I hate to see talent like that go, absolutely abhor it. Thank goodness it’s raining today. The weather ought to have the decency to rain. To have the sun shine while Nora lies still would just be, gosh, unforgivably irreverent.
Maybe you didn’t know who Nora was, and now your ignorance is bliss. You can accept the fact that she’s not going to put out anything fresh without so much as a shrug -much like I do with Dickens and Frost and Fitzgerald and Austen.
In which case: lucky you.
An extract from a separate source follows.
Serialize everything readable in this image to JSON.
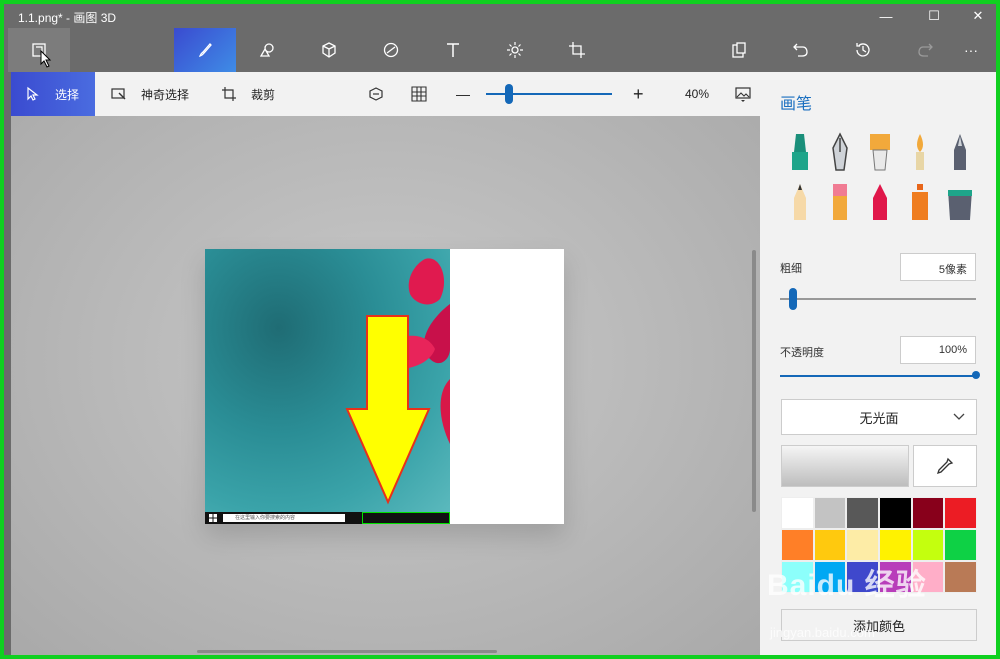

May you go on enjoying “Sleepless in Seattle” in peace (speaking of which: don’t you love the way she puts movies into movies? In Sleepless it was “A Love Affair to Remember” ~and her shriveled up little legs *sniffle*~ and with “You’ve Got Mail” it was “The Godfather” ~Monday, Tuesday, Thursday, Wednesday~).
In the meantime, I’m going to tell you that I went into the city today for The Patient to have the stints ripped from his nose. Don’t worry -he came out all right.
I then went on to polish off a plate of mahi-mahi like I hadn’t eaten in 11 years. And then I bought 4 pounds of grapes, 6 pounds of gummi bears, and a green parakeet.

I realize I’m being dramatic here.  But let me validate myself by saying I’m not the only one.

And with that, I’ll away. There’s dreary, wet windows that need staring through.

Comments

  1. Nora, we salute you.

    And now I’m going to have to go watch “Bewitched.” I had no idea she wrote that one or I would’ve watched it years ago.